STA 9750 Week 12 Pre Assignment: Strings and Things

Due Date: 2025-11-24 (Monday) at 11:59pm

This week, we begin to study the world of text data. While numerical data is reasonably straight-forward to deal with, text data is remarkably complex. A full discussion of text data requires understanding the vast world of human written language, but we will discuss enough of the major points to hopefully solve 95% of the challenges you will face in your career.

Goals

In our quest to understand text data, we have two major goals:

Understanding String Encodings and Unicode
Manipulating Strings with Regular Expressions

Before we get into these, let’s begin with a basic review of the character data type in R.

String Vectors

Recall that R works by default on vectors - ordered collections of the “same sort” of thing. R supports the following vector types:

Raw for pure access to bytes without any additional meaning: rarely useful for pure data-analytic work, but commonly used to interact with binary file formats and with non-R software
Integer: 32-bit signed integers, ranging from $-2^{30}$ to $2^{30}-1$. (If you have done low-level work before, you might ask where the extra bit went: it’s used for encoding NA values.)
Numeric: 64-bit (double precision) floating point values, ranging from 0 to (approximately) $\pm 10^{308}$. The detailed behavior of numeric (often called double) data is beyond this course, but it is well documented elsewhwere.
Character: the topic of today’s discussion.

R makes no difference between a character -in the sense of a single letter- and a string: in particular, each element of a character vector is an (arbitrary length) string. Specialized functions are required for work at the true “single letter” scale. If you come from other languages, this behavior might be surprising, but it allows R to handle much of the complexity associated with characters ‘auto-magically’, which greatly simplifies data analysis.

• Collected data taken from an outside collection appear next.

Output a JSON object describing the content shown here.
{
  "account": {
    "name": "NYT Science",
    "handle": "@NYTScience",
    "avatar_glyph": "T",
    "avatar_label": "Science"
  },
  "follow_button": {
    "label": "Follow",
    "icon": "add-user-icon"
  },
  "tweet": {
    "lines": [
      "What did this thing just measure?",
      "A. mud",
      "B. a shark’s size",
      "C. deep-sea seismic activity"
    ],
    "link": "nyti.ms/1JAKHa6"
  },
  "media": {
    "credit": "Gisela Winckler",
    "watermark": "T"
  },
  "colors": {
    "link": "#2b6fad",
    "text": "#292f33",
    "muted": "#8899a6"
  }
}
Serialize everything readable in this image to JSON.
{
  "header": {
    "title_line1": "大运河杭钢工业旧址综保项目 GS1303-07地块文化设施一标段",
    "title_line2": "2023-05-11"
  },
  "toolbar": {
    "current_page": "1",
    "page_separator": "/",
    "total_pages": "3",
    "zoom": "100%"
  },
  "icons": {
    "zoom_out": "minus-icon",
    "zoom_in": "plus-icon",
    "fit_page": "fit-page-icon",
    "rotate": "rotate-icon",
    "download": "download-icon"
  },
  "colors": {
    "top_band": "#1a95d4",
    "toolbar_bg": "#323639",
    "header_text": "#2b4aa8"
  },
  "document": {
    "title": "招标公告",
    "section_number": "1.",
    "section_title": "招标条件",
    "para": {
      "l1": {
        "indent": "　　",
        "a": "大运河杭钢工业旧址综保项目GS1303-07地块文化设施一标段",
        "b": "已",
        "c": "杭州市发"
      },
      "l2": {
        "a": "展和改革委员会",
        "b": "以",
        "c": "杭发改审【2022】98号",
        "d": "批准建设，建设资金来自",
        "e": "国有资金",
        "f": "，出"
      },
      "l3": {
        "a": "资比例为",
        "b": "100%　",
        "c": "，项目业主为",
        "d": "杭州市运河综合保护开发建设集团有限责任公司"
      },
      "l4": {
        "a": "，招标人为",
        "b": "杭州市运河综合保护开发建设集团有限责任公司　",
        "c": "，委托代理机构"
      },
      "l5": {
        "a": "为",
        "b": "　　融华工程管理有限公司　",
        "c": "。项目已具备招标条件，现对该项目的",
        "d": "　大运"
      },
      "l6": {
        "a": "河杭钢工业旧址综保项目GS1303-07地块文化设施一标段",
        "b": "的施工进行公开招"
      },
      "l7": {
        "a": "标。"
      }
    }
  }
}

When speaking, I often refer to R as using strings because of this flexibility, even if R itself calls them character elements for historical reasons.

Encoding

How are strings represented on a computer? The answer has evolved over time, but the current state of the art - used by almost all non-legacy software - is based on the Unicode system and the UTF-8 encoding.

The Unicode system is comprised of two essential parts:

A numbered list of “letter-like” elements
Rules for manipulating those elements

While this seems simple, it is anything but. The history of string representations in computers is a long and painful story of programmers repeatedly underestimating the complexity of the seemingly simple task of listing “all the letters.”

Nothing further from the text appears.